Since the brand’s inception in 2018, Kristen and Philip, have rapidly expanded their reach from 13 states in 2020 to 45 states in 2021—including a forthcoming nationwide rollout in Whole Foods. This has come as a result of a lot of hard work. 

Kristen: “You’re like, wow, how does that happen? I mean, we are both experienced professionals, but this is beyond your wildest dreams at this point. It’s grit and grinds every day. I really love it.” 

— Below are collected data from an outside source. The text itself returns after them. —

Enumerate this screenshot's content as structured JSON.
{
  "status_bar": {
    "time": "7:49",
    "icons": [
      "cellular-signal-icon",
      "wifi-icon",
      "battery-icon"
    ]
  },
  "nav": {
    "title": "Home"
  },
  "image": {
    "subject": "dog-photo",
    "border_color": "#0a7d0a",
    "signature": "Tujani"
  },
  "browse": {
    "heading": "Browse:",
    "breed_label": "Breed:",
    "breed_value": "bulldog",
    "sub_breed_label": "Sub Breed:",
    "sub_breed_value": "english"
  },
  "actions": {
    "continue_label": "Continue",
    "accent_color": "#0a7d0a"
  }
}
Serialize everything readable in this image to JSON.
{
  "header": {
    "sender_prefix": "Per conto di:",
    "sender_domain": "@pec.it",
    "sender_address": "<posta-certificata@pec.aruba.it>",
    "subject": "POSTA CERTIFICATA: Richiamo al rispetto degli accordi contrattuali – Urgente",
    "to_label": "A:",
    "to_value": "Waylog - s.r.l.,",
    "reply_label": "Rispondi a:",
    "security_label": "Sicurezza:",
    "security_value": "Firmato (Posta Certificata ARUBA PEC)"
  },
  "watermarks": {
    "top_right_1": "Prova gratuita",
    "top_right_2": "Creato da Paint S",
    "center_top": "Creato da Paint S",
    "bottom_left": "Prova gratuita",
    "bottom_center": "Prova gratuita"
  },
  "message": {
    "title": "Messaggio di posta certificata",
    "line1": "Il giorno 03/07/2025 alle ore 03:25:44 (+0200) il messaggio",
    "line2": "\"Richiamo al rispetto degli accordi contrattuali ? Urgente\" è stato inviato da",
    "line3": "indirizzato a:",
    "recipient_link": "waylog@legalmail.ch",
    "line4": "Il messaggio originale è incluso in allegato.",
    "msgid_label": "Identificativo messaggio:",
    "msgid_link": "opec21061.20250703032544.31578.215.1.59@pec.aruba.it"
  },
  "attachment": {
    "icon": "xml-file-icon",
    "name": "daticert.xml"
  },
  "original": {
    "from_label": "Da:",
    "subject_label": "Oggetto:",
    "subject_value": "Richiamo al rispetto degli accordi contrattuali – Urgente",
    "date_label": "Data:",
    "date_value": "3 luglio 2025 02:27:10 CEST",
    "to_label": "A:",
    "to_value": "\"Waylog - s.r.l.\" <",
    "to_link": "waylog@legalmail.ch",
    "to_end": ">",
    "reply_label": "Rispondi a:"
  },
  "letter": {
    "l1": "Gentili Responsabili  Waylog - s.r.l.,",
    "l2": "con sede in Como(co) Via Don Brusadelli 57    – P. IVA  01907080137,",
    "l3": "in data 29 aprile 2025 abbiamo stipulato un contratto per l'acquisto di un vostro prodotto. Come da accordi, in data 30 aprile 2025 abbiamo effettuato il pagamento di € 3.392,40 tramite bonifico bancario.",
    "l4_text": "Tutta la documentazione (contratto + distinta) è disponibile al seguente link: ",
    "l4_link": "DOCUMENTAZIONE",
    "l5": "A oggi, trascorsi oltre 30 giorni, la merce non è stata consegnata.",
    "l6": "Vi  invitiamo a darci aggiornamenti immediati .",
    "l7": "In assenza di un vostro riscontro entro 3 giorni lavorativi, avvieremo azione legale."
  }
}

Philip: “It’s funny, when we started, we thought we were going to roll it right out, but we quickly learned there were challenges to distribution and regulation that differed by state. Legality challenges coupled with the shrinkage of distributors over the last few years due to M&As made the waters even murkier. Years ago there were many distributors, whereas now there’s really three. So, they have a lot more power in terms of being able to pick the brands to work with—and then you had a huge influx of small craft brands. We had this great product and adequate funding, ready to launch. We, fortunately, found one in Arizona, and we launched in Texas and Arizona initially. In Texas, none of the big guys wanted to talk to us. Eventually, we had all of the distributors knocking on our doors. Our resilience has been the key to our success!” 

Despite being a small startup, Frankly is also committed to giving something back as much as possible.  

Kristen: “We give back one percent <of revenue> to animal welfare organizations in many different forms, whether it’s through legislation or shelters.

Philip: “It was important for us to showcase our philanthropy and transparency messaging across the board, and it really allowed us to get the attention of the big national chains. We went from 5 to 21 employees now. We run this business like a Fortune 500 because that’s the background that we came from. The procedures, the processes and always thinking about how we can make the business run smoother across all aspects—whether that’s production, sales, procedures or marketing has led to even more success.” 

Marketing leaders and entrepreneurs can learn a lot from Frankly’s growth due to focusing on consumer and market insight to develop their product. Their success has come from a lot of attention to detail and also looking to work to the highest standards despite their relatively small size. Developing a product that would help them leverage their key differentiators of wellness and transparency, and pursuing a philanthropic mission at its core—including supporting small producers and farmers—is also key. I wish them the best of luck and will watch their continued growth with interest.